Davis explained that the school she currently teaches at has a high rate of student achievement and a high level of parent and community involvement. “I plan on forming a coalition in a community of greater need within the school district to integrate many of the workshop’s principles so similar networking can begin.”
When Schonfeld — author of the book Me and Ted Against the World — was asked by a participant in the crowd about the possibility that media might increase access points of education for students of different cultures, Schonfeld replied that video games could be a great source of learning for kids.
“If I wanted to teach science to kids,” said Schonfeld, “I’d use science fiction video games and in the subtext teach as much as I could about science.
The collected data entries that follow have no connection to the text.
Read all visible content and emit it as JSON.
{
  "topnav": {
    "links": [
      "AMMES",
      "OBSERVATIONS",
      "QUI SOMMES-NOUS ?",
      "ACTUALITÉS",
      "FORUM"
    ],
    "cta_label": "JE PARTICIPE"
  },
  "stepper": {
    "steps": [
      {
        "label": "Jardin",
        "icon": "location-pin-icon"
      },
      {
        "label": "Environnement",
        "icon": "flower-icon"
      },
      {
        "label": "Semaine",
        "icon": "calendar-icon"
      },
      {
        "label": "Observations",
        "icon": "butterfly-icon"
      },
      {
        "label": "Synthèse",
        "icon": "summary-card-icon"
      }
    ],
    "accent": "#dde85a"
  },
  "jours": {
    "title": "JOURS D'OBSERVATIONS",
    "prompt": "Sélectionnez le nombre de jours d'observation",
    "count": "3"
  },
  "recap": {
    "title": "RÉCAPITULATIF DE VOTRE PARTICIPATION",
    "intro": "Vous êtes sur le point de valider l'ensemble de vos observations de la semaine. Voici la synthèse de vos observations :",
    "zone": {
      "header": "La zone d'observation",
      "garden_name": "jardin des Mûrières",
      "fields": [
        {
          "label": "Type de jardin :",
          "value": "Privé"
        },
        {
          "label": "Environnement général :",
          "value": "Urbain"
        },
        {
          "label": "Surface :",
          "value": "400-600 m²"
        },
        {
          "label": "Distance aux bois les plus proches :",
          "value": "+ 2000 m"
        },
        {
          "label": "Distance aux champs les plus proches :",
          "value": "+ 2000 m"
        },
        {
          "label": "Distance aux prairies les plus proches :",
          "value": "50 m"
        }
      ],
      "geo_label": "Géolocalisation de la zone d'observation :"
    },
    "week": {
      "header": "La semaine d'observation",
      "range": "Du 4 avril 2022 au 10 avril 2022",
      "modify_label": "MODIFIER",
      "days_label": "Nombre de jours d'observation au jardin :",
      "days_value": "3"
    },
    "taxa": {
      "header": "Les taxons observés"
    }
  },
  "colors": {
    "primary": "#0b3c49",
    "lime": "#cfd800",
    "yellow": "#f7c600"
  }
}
If I was trying to teach the classics, I’d take every single one of the classics and turn them into games. There is as much violence in Ulysses and Jason and the Argonauts as most games that are out there now. Let kids play those games and learn about history and Western culture at the same time! That’s something I’d like you to encourage the Silicon Valley and Hollywood crowd to do.”
Schonfeld spoke about the Annenberg School of Communication at the University of Southern California and the major media school there. “If the people of the Annenberg educational division and the media division could get together, you might have a force that could produce games like the ones we’re talking about. And I think you could do that.”
Davis said that she took away quite a bit from the weekend event. “This conference was invaluable to me. The information shared needs to be expanded to a wider audience, as it provided an unprecedented opportunity for a global and local perspective on methods to work toward building a culture of success for not only students, but all citizens.”